Entré en vigueur en 1986 dans un relatif silence, l’Acte Unique européen a été présenté comme une simple évolution de la construction européenne. Il fut en réalité une révolution silencieuse : celle qui a transféré le cœur de la décision politique hors des mains des peuples. Ce traité a fondé une Europe du marché, de la concurrence “libre et non faussée” et de la dérégulation — contre l’Europe des nations libres et des souverainetés populaires. Il est temps d’en mesurer les effets, et de poser la seule vraie question démocratique : en sortir, ou s’y soumettre.
I. Le tournant silencieux de 1986
L’Acte Unique est signé en 1986 et entre en vigueur en 1987. Il fixe l’objectif de créer, d’ici 1993, un « marché unique » européen fondé sur les quatre grandes libertés : circulation des biens, des services, des capitaux et des personnes.

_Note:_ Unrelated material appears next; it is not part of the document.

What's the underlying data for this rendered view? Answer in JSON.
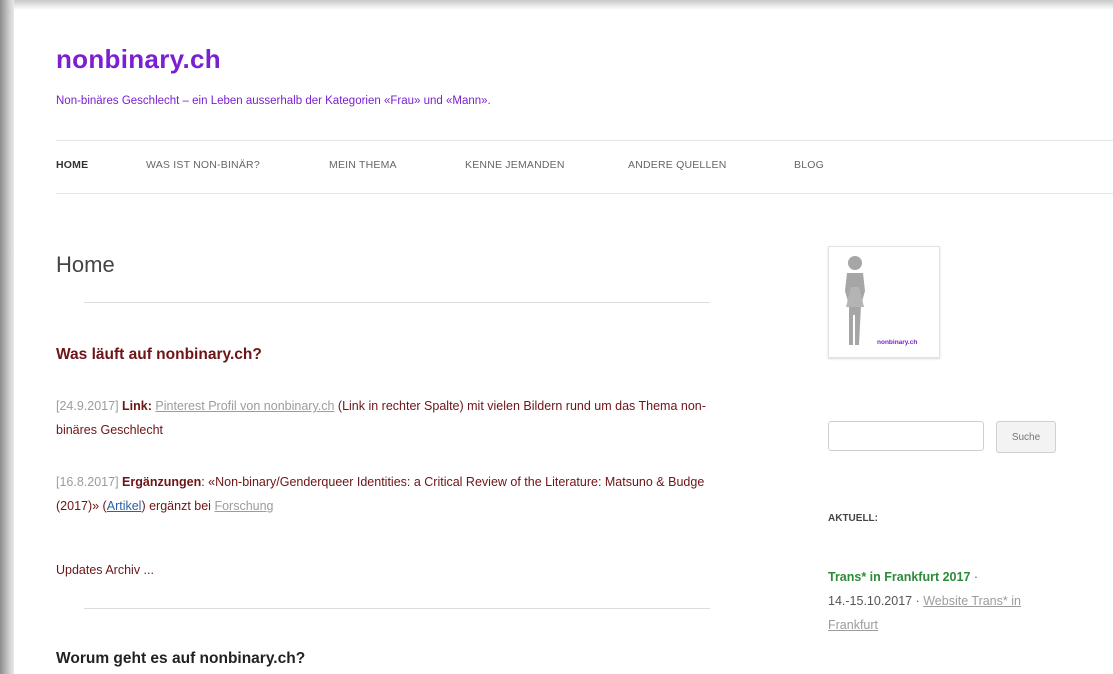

Derrière cette promesse d’un espace économique fluide, se joue une transformation profonde : les États perdent progressivement leur capacité à contrôler leur économie, leur fiscalité, leur industrie, leur agriculture. L’Europe cesse d’être un cadre de coopération entre nations souveraines pour devenir un marché autorégulé où la concurrence remplace la volonté politique.
Le traité est ratifié sans référendum par les 12 états membres avec le soutien appuyé de Jacques Delors. La rupture démocratique est immédiate, mais peu visible.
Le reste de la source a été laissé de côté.